The probe they’re sending will weigh just 1 kg (2.2 pounds) and spend only five minutes speeding through the Venusian atmosphere, taking samples of the air as it goes. Rocket Lab said it plans to launch in May of 2023, with a backup window in December. The probe will search for signs of organic molecules that could indicate the presence of extraterrestrial life.
Rocket Lab also went to the moon
Besides furthering humanity’s understanding of Earth’s near twin as it searches for conditions that could foster life, the mission is also intended to “mature” Rocket Lab’s Photon interplanetary spacecraft, which will shoot the probe into its trans-Venus injection trajectory after being sent aloft aboard one of the company’s Electron launch vehicles.

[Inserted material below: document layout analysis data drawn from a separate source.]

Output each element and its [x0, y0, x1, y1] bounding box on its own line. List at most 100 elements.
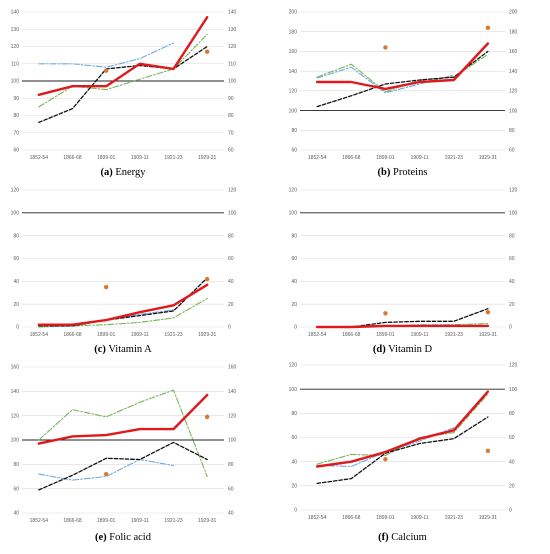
y-tick-label-right: 110 [228, 61, 236, 67]
panel-caption: (c) Vitamin A [94, 344, 152, 355]
series-line-green_dashdot [38, 389, 208, 478]
chart-panel-2: 60 60 80 80 100 100 120 120 140 140 160 160 180 180 20… [289, 10, 518, 178]
y-tick-label-left: 120 [11, 188, 20, 194]
y-tick-label-right: 120 [228, 44, 237, 50]
y-tick-label-left: 100 [11, 79, 20, 85]
y-tick-label-left: 80 [13, 462, 19, 468]
x-tick-label: 1866-68 [342, 155, 361, 161]
series-line-blue_dashdot [38, 42, 175, 68]
y-tick-label-left: 200 [289, 10, 298, 16]
panel-caption: (e) Folic acid [95, 532, 152, 543]
y-tick-label-left: 80 [291, 411, 297, 417]
x-tick-label: 1852-54 [308, 515, 327, 521]
series-line-black_dash [38, 277, 208, 327]
y-tick-label-left: 160 [289, 49, 298, 55]
x-tick-label: 1899-01 [97, 155, 116, 161]
y-tick-label-left: 80 [13, 233, 19, 239]
panel-caption: (d) Vitamin D [373, 344, 433, 355]
panel-caption: (b) Proteins [378, 167, 428, 178]
y-tick-label-right: 60 [509, 148, 515, 154]
y-tick-label-right: 60 [509, 256, 515, 262]
y-tick-label-left: 110 [11, 61, 19, 67]
y-tick-label-right: 0 [509, 508, 512, 514]
y-tick-label-right: 100 [509, 387, 518, 393]
y-tick-label-right: 200 [509, 10, 518, 16]
y-tick-label-left: 140 [11, 389, 20, 395]
caption-label: (f) [378, 532, 389, 543]
data-point [485, 309, 491, 315]
y-tick-label-left: 40 [13, 511, 19, 517]
y-tick-label-left: 60 [291, 435, 297, 441]
series-line-blue_dashdot [316, 66, 455, 94]
series-line-black_dash [38, 45, 208, 124]
y-tick-label-left: 40 [291, 459, 297, 465]
y-tick-label-left: 90 [13, 96, 19, 102]
data-point [103, 471, 109, 477]
caption-text: Proteins [390, 167, 427, 178]
y-tick-label-right: 160 [509, 49, 518, 55]
chart-panel-5: 40 40 60 60 80 80 100 100 120 120 140 140 160 160 1852… [11, 365, 237, 543]
y-tick-label-left: 60 [291, 256, 297, 262]
series-line-thick [37, 283, 209, 326]
y-tick-label-right: 60 [228, 148, 234, 154]
x-tick-label: 1852-54 [30, 518, 49, 524]
y-tick-label-right: 40 [228, 279, 234, 285]
x-tick-label: 1909-11 [411, 515, 429, 521]
y-tick-label-right: 130 [228, 27, 237, 33]
y-tick-label-right: 60 [228, 486, 234, 492]
caption-text: Vitamin A [106, 344, 152, 355]
x-tick-label: 1909-11 [131, 518, 149, 524]
series-line-thick [37, 16, 209, 97]
y-tick-label-right: 60 [228, 256, 234, 262]
data-point [103, 284, 109, 290]
x-tick-label: 1929-31 [198, 518, 217, 524]
y-tick-label-right: 70 [228, 130, 234, 136]
chart-panel-3: 0 0 20 20 40 40 60 60 80 80 100 100 120 120 1852-54 186… [11, 188, 237, 355]
y-tick-label-right: 80 [509, 411, 515, 417]
series-line-thick [315, 324, 490, 329]
panel-caption: (a) Energy [100, 167, 146, 178]
x-tick-label: 1852-54 [30, 332, 49, 338]
y-tick-label-right: 100 [228, 438, 237, 444]
y-tick-label-right: 40 [228, 511, 234, 517]
y-tick-label-left: 70 [13, 130, 19, 136]
x-tick-label: 1899-01 [376, 332, 395, 338]
x-tick-label: 1929-31 [198, 332, 217, 338]
y-tick-label-right: 0 [228, 325, 231, 331]
y-tick-label-left: 80 [291, 128, 297, 134]
caption-label: (e) [95, 532, 107, 543]
data-point [383, 45, 388, 50]
y-tick-label-left: 60 [291, 148, 297, 154]
y-tick-label-right: 90 [228, 96, 234, 102]
y-tick-label-right: 80 [228, 113, 234, 119]
y-tick-label-left: 120 [11, 413, 20, 419]
x-tick-label: 1866-68 [63, 155, 82, 161]
y-tick-label-right: 20 [509, 484, 515, 490]
y-tick-label-left: 0 [16, 325, 19, 331]
x-tick-label: 1929-31 [479, 515, 498, 521]
y-tick-label-right: 80 [228, 233, 234, 239]
x-tick-label: 1921-23 [164, 518, 183, 524]
data-point [383, 457, 388, 462]
y-tick-label-left: 20 [291, 484, 297, 490]
chart-panel-6: 0 0 20 20 40 40 60 60 80 80 100 100 120 120 1852-54 186… [289, 363, 518, 543]
y-tick-label-right: 100 [228, 79, 237, 85]
x-tick-label: 1899-01 [376, 155, 395, 161]
y-tick-label-right: 120 [509, 89, 518, 95]
x-tick-label: 1921-23 [164, 332, 183, 338]
y-tick-label-right: 60 [509, 435, 515, 441]
y-tick-label-right: 100 [509, 108, 518, 114]
y-tick-label-left: 0 [294, 508, 297, 514]
chart-panel-4: 0 0 20 20 40 40 60 60 80 80 100 100 120 120 1852-54 186… [289, 188, 518, 355]
y-tick-label-left: 100 [289, 387, 298, 393]
y-tick-label-right: 120 [228, 188, 237, 194]
data-point [485, 448, 491, 453]
y-tick-label-left: 40 [13, 279, 19, 285]
y-tick-label-left: 60 [13, 486, 19, 492]
y-tick-label-right: 140 [509, 69, 518, 75]
y-tick-label-right: 0 [509, 325, 512, 331]
caption-label: (a) [100, 167, 113, 178]
x-tick-label: 1899-01 [97, 518, 116, 524]
y-tick-label-left: 0 [294, 325, 297, 331]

This won’t be the first time a Photon has left the planet. Earlier this year, while the attention of the community of spaceflight fans was focused on SpaceX’s Starship and NASA’s Artemis 1 lunar mission preparations, Rocket Lab sent a probe to the moon, a preliminary mission for the Photon intended to prepare for humanity’s permanent colonization of our natural satellite, as described in the paper laying out the Venus mission parameters:
The high-energy Photon, developed by Rocket Lab for the NASA CAPSTONE mission that successfully launched to the moon in June 2022 and also being matured for the NASA Escape and Plasma Acceleration and Dynamics Explorers (ESCAPADE) mission launching to Mars in 2024, is a self-sufficient small spacecraft capable of long-duration interplanetary cruise.
Life in clouds of Venus?
And this isn’t the first mention we’ve heard this month of possible life in the clouds of Venus. Jane Greaves, an astronomer at Cardiff University, told The Planetary Society on its August 17, 2022, podcast called Planetary Radio, that she’s found phosphine in the atmosphere of Venus for the third time. It’s more confirmation for Greaves’ earlier discoveries of phosphine on Venus, which on Earth is created through biological processes. What’s more, Greaves speculated that life in Venus’ atmosphere may exist in self-contained droplet worlds that are home to microbes.
On Earth, phosphine is created by anaerobic bacteria, or bacteria that live in extreme environments without oxygen. On the Planetary Radio podcast, Greaves described when she first started researching what phosphine is and why it’s special:
It’s a gas that you find on Earth where you’ve got these bacteria in extreme situations and they don’t use oxygen. So, they get their energy in other ways. For reasons we don’t really understand, they pump out some phosphine gas.
That led her to a memory about Carl Sagan:
There’s this old idea that Carl Sagan and some other people came up with that there could be life floating in the clouds of Venus where there’s no oxygen.
And thus she began her search for phosphine in Venus’s atmosphere. We should add that not all scientists agree with Greaves’ result. And certainly not all are convinced that the clouds of Venus are a home to life.
But it’s interesting!
Read more: Life in the Clouds of Venus? by Harold Morowitz and Carl Sagan, 1967, Nature.
Bottom line: In 2023, the aerospace company Rocket Lab – based in Long Beach, California – will launch a private mission to probe the atmosphere of Venus for signs of life.